GRAND RAPIDS, Mich. — During an update by the Michigan Department of Health and Human Services (MDHHS), the State Epidemiologist said the state has a 45 percent growth in hospitalization rates for COVID-19. In Region 6, which includes Kent, Ottawa and Muskegon Counties, hospitalizations have increased 101 percent from last week, with 274 people admitted to inpatient care.
Intensive Care Unit (ICU) admissions have also grown. The state saw a 43 percent jump. Region 6 saw an 86 percent increase from just last week. Sarah Lyon-Callo, the State Epidemiologist, said this week hospitals are forecasting what the numbers may look like if they continue at the current rate.
"They estimate by April 12, we could be at more than 4,500 hospitalizations for COVID-19," said Lyon-Callo, "which exceeds our spring peak 2020 census. And for the ICU, they're projecting we could be over 800 patients in the ICU, which is higher than our winter peak ICU census."
Case rates remain increasing for the past six weeks as well. Michigan currently ranks number one in the nation for both highest number of cases and highest case rate. The current positivity rate is 15.6 percent.
Trends shifting toward younger populations becoming infected or hospitalized with COVID-19 are also continuing. Over the past week, those between the ages of 40 and 49 have had the greatest increase in daily hospitalization admissions.
"The rates currently the highest are among those between 20-29 and 30-39," said Lyon-Callo of positive COVID-19 tests. "However, rates for children between between 0-9 and 10-19 are at an all-time high, and have more than quadrupled than a month ago."
However, hospitalizations among those 70 years old and older are not as high, a good sign vaccination coverage is helping.

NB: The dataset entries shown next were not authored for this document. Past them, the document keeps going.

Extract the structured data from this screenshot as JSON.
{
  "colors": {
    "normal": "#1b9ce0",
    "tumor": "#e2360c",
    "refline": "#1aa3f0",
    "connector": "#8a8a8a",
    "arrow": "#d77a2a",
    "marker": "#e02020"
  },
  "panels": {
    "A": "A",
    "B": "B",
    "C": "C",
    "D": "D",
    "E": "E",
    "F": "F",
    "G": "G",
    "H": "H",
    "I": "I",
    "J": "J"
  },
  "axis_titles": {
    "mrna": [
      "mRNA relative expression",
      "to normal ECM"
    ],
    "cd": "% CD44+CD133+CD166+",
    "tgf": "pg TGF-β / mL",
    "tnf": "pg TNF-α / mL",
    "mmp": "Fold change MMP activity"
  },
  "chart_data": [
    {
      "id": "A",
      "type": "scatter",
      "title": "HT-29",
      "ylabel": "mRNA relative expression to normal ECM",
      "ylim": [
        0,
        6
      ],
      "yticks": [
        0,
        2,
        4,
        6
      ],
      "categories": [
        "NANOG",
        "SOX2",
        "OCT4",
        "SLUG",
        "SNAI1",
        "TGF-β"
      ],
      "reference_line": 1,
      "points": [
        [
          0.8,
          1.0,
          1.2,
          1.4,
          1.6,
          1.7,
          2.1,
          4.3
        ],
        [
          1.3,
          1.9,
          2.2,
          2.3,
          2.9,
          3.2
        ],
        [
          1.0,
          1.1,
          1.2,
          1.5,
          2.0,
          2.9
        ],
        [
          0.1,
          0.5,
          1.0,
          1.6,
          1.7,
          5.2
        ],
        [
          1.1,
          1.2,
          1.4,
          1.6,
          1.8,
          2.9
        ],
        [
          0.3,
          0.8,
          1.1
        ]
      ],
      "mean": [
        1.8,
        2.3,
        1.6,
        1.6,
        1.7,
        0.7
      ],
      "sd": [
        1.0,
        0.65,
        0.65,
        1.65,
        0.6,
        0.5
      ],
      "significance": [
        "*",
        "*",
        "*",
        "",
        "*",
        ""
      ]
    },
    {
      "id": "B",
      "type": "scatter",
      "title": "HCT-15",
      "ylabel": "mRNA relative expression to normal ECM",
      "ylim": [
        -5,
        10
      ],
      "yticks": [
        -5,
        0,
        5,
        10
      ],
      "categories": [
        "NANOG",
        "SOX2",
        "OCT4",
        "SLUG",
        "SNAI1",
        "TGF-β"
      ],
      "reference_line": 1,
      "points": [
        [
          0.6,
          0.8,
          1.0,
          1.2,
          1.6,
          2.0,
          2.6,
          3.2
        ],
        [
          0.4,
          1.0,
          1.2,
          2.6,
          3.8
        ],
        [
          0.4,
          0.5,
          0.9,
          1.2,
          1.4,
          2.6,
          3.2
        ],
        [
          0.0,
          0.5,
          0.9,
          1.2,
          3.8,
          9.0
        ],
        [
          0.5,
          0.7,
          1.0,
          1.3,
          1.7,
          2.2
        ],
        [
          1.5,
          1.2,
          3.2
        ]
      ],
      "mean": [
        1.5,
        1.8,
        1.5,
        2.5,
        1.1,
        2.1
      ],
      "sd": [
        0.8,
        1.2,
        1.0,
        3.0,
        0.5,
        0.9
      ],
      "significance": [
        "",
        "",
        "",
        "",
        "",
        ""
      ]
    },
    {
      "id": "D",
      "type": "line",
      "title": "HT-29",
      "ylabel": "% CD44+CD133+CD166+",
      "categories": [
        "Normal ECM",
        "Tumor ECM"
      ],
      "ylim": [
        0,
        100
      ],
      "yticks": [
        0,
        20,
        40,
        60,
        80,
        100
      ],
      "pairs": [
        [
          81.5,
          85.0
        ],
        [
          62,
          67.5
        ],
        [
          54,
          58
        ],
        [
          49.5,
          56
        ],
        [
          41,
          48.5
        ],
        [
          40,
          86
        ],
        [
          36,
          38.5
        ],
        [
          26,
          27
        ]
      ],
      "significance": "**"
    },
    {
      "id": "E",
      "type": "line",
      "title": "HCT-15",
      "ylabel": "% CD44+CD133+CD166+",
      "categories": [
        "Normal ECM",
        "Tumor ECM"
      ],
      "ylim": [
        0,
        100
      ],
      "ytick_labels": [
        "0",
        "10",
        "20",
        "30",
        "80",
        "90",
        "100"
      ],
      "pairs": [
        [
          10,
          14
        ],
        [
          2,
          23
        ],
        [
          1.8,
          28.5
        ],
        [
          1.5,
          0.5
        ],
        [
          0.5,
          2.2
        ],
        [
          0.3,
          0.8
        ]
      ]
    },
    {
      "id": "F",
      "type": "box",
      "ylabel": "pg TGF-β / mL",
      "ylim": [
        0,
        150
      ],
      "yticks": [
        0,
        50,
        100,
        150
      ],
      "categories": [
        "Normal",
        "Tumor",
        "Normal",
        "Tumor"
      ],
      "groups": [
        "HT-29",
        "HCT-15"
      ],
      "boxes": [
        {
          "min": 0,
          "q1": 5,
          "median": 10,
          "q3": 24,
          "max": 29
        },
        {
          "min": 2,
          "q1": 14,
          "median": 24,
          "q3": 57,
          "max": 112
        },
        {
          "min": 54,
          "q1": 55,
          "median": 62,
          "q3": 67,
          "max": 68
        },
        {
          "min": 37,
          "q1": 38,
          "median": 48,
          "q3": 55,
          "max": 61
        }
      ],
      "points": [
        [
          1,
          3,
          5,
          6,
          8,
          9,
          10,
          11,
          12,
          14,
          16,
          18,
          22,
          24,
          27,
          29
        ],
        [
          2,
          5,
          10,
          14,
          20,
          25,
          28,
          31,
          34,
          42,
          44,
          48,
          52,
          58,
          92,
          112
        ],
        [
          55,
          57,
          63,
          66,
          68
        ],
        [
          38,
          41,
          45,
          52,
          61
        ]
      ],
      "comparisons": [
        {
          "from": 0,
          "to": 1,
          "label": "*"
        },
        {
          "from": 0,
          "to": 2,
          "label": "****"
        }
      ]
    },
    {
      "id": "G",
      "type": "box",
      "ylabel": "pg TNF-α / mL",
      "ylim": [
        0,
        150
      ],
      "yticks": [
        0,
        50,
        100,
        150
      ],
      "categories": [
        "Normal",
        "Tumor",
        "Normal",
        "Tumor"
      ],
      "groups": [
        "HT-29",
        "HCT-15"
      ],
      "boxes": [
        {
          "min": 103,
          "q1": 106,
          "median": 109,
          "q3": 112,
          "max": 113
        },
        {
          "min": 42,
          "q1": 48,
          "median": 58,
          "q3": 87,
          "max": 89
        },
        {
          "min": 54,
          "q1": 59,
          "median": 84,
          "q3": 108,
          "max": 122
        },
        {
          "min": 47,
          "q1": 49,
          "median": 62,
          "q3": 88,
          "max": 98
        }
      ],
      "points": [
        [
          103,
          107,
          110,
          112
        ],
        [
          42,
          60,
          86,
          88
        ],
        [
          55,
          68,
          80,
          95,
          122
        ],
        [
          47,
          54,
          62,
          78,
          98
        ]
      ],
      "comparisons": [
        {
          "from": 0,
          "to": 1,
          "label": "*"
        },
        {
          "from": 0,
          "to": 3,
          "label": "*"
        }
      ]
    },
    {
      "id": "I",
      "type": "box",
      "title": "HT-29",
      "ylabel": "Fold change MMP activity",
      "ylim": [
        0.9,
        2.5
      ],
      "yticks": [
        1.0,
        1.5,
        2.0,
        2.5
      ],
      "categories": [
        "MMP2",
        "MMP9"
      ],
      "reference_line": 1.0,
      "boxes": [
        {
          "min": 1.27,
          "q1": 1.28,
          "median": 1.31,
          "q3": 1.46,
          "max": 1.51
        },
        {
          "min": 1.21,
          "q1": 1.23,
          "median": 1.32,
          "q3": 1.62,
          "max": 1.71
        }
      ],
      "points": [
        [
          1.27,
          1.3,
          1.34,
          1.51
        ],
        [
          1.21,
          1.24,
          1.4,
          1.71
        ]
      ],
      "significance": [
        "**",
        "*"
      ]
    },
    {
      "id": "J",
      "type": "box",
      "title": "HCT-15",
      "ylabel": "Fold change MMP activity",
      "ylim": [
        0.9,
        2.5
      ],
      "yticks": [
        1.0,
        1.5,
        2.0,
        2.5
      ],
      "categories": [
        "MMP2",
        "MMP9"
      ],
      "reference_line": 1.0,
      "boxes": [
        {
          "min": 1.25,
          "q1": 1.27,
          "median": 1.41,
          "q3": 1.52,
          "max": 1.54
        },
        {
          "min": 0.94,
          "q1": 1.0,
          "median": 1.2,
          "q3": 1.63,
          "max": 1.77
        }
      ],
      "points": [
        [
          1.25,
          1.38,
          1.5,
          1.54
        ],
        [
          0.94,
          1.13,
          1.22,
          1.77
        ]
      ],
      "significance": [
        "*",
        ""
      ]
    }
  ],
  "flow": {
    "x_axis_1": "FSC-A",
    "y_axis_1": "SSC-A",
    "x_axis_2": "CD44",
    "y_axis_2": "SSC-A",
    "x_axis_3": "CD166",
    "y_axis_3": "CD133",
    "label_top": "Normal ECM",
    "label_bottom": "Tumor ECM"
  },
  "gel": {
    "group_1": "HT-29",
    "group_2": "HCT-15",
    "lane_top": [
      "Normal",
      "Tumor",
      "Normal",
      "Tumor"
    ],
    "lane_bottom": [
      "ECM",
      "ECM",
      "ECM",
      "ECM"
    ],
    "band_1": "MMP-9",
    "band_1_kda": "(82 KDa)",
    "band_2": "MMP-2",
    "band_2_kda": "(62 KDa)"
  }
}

The death trends have also shifted, now increasing at 2.4 deaths per million. That's a 75 percent increase in mortality rate since the March 9 low.
When asked about reinstating some COVID-19 precautions, Elizabeth Hertel, the MDHHS Director, neither confirmed nor denied any plans. One of their top goals is focusing on school age children, especially those in athletics. She touted the importance of the recent COVID-19 testing protocols for high school athletics.
"Our focus right now continues on being we are getting as many people vaccinated as possible," said Hertel. "I think it’s also important to remember we still do have a number of restrictions in place that limit gathering sizes pretty significantly."
Michigan saw a 14 percent increase in active outbreaks from the previous week. K-12 schools had the greatest number of outbreaks at 81, followed by manufacturing/construction, senior and other assisted living centers, childcare and youth programs, retail, and restaurant and bars.
The highest number of school outbreaks related to sports clusters were basketball, hockey and wrestling. Lyon-Callo showed some optimism that once spring sports seasons begin, which are largely outdoors, these numbers may recede. However, she emphasized the importance of wearing masks when possible, minimizing social gatherings related to the teams and social distancing when possible.